Quando saem por São Paulo para distribuir cobertores e roupas para moradores de rua, os voluntários do Aquece SP querem mais do que esquentar o frio: o objetivo é “aquecer a alma, o coração e a cabeça”.
Criado há dois anos como uma campanha do agasalho, o projeto fundado por três amigos de faculdade — Igor Afonso, Yunes Fares e Thomaz Krey — se transformou numa espécie de ponto de apoio para milhares de pessoas que se encontram numa das posições mais vulneráveis (e solitárias) da escala humana.
“O ladrão, as pessoas fogem e tem medo, mas não ignoram. O morador de rua é pior: a maioria das pessoas desvia na rua e trata como se nem existissem,” Yunes disse ao Brazil Journal. “Esse sentimento de invisibilidade é muito duro e é nisso que queremos ajudar. Nosso objetivo é dar visibilidade ao invisível.”
Ainda há, claro, a entrega dos ‘kits’ com roupas, meias, cobertores e alimentos. Mas a ideia da doação é servir mais como um pretexto para se aproximar dos moradores de rua e ganhar confiança, do como um fim por si só.
“O que queremos é bater um papo, escutar a história deles, entender o que estão passando e tentar encontrar outras formas de ajudá-los,” diz Igor. “Quando a gente tá mal a primeira coisa que fazemos é desabafar com um amigo. Essas pessoas muitas vezes não tem ninguém, então esse trabalho de ouvir, dar atenção é o que faz a maior diferença.”
Desde que surgiu, o Aquece SP estima ter ajudado cerca de 6 mil moradores de rua, distribuindo mais de 3 toneladas de cobertores e agasalhos — e dando suporte e carinho. Os números deram um salto este ano: até agora, foram 2 toneladas doadas (mais que o dobro do ano passado) e 4,3 mil pessoas impactadas.
A ajuda parece pequena, mas tem mudado vidas.

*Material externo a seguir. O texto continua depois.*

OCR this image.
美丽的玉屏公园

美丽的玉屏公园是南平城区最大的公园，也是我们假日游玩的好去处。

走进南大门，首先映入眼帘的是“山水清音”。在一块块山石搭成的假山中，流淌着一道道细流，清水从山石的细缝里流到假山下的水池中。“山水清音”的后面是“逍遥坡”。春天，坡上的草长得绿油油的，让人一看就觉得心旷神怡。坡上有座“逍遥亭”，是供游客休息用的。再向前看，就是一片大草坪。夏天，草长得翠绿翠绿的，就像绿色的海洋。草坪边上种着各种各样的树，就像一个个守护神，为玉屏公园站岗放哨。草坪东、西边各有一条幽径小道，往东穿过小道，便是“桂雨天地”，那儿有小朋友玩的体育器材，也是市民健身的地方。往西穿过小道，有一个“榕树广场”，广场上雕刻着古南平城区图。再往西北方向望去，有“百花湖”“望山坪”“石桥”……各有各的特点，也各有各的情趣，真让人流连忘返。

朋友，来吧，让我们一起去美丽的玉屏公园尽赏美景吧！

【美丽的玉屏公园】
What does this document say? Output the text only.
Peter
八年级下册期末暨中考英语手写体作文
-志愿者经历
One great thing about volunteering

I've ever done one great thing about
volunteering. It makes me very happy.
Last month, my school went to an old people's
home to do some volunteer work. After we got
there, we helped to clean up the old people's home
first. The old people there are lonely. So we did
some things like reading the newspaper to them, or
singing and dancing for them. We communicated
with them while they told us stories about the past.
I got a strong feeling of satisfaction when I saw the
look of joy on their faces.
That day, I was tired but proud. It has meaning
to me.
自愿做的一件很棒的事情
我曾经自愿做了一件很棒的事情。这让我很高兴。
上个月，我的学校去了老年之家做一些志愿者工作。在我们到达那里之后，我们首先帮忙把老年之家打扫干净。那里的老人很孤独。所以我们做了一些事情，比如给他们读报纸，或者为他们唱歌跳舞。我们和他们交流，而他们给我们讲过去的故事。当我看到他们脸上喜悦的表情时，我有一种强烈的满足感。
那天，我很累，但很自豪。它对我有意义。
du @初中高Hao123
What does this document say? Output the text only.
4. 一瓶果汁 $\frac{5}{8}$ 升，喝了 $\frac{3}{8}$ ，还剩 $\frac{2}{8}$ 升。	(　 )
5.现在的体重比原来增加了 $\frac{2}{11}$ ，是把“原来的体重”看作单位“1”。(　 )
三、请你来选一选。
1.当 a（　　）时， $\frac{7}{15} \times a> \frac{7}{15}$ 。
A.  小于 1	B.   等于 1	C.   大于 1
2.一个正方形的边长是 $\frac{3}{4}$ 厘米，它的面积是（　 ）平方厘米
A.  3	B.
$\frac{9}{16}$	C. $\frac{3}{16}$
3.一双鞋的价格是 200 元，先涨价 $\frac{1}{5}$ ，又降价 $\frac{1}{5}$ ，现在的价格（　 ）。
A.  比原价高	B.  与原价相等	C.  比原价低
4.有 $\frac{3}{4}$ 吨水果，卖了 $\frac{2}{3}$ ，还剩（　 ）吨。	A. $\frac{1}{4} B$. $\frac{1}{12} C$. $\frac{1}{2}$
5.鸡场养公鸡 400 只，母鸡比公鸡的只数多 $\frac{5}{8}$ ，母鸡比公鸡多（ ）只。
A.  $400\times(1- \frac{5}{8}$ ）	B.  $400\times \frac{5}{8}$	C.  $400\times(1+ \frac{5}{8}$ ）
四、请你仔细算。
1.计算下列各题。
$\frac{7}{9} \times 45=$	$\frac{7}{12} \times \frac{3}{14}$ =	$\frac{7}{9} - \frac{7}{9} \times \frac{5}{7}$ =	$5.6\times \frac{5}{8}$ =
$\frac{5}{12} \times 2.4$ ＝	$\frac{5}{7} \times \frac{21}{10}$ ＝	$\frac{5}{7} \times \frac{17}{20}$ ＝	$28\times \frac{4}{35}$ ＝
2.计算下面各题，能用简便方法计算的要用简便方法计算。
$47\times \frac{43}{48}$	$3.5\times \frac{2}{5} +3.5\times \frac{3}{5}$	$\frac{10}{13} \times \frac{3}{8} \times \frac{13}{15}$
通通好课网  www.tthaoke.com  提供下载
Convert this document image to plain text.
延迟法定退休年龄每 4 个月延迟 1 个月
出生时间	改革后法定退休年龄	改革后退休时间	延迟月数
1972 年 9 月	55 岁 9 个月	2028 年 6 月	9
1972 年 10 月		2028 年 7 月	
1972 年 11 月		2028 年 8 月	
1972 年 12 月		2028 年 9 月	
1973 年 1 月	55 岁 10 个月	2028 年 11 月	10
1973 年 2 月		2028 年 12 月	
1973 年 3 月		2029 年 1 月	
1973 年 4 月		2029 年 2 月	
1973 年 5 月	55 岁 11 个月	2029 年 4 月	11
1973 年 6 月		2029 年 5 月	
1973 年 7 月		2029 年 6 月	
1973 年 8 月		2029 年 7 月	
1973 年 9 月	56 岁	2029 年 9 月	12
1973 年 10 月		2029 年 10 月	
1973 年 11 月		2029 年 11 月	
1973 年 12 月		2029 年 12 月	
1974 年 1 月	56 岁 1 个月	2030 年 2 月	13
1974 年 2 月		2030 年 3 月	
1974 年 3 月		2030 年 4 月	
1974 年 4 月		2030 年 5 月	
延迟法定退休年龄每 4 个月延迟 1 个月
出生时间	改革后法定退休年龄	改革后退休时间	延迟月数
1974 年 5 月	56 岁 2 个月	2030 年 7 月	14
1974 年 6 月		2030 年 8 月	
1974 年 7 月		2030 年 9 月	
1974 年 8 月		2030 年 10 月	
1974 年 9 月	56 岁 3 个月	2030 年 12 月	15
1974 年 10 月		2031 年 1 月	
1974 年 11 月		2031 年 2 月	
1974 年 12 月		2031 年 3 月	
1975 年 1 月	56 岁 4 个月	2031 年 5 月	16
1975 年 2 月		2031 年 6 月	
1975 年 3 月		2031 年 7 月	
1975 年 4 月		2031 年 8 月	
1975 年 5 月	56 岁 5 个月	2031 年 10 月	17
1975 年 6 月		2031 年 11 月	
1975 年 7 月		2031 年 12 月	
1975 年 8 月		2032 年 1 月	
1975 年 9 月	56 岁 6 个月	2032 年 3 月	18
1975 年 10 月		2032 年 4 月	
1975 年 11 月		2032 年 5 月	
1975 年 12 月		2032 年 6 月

Uma delas: a de Kalel, que mora há mais de 15 anos na rua com seus dois filhos — o mais velho com apenas oito anos. Numa das campanhas, o Aquece SP doou um sapato e uma roupa social para Kalel, que se preparava para uma entrevista de emprego.
“Quando encontrei ele de novo, recentemente, ele estava superfeliz e veio me dar um abraço,” diz Igor. “Depois agradeceu a ajuda e contou que tinha conseguido um emprego como ajudante de cozinha.”
O Aquece SP nasceu da experiência dos três amigos com projetos sociais. Eles já participavam de outras ONGs há anos, e queriam fazer mais.
Segundo Igor, os projetos anteriores tinham pouca tração com o público jovem, nenhuma abertura para a inovação e, na maioria das vezes, se resumiam a “doar por doar.”
“Queríamos fazer algo maior. Olho no olho. Que mudasse realmente a vida das pessoas.”
Há alguns meses, o Aquece se juntou com o Abraça, um projeto que atua na comunidade do Areião, em São Bernardo do Campo, dando oficinas e doações para jovens carentes. Agora, os dois estão nos trâmites finais para criar uma ONG que englobe as duas ideias: a “Associação Abraça e Aquece SP”.
O trabalho dos voluntários não se restringe ao inverno, e o projeto funciona durante o ano inteiro. As doações de roupas, cobertores e alimentos podem ser feitas aqui. Para se tornar um voluntário, basta entrar neste link.
“Quando a gente entrega as doações muitos deles falam que nem precisava das roupas, que só o abraço e a conversa já era suficiente,” diz Igor.